One or another feature film about Milk has been in discussions for at least 15 years but now, finally, one simply titled Milk is being made, directed by Gus Van Sant and starring Sean Penn in the title role. The screening of the documentary tonight is meant to educate and inspire the audience before they go outside and become movie extras to reenact two protest marches for Van Sant's film — one led by Milk, and another by his protégé Cleve Jones (played by Emile Hirsch). Much as I want to take part, I've come to observe.

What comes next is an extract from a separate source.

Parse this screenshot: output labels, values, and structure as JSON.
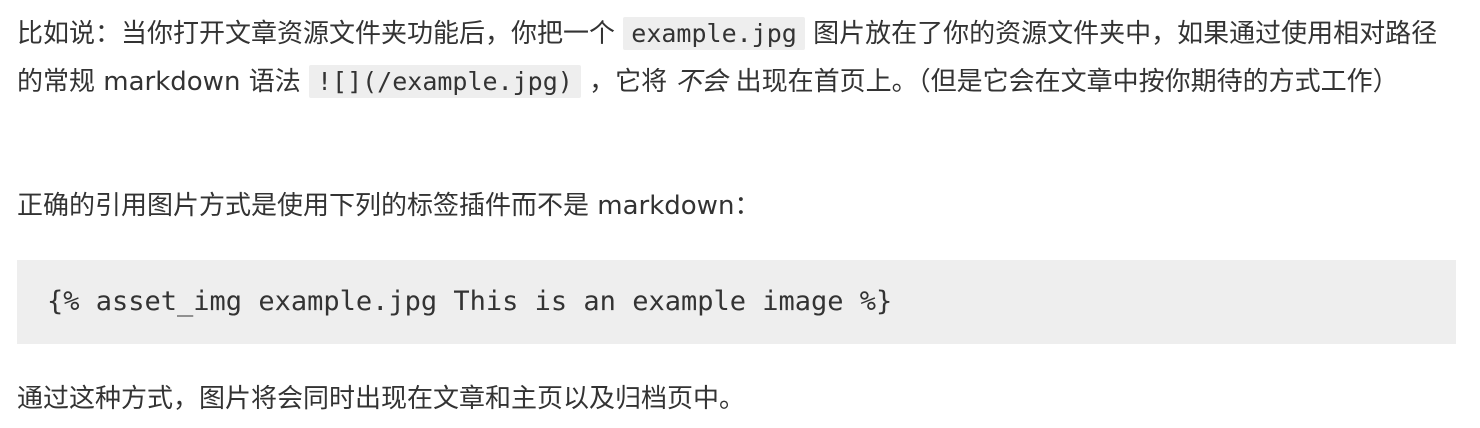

The real Cleve Jones, who is historical consultant to the production, is here tonight too to get the hundreds of extras into character. He tells the crowd the original marches happened in response to the repeal of gay rights ordinances in Florida and Kansas. It was bad enough that gay rights were being curtailed elsewhere, but the bigots were headed for San Francisco, the one place in the country gays and lesbians had carved out for themselves. An initiative by State Senator John Briggs was being put on the ballot to ban gays and lesbians from teaching in California's public schools. "So the mood on the street was pissed off," explains Jones. "And that's what you are tonight. You're pissed off!"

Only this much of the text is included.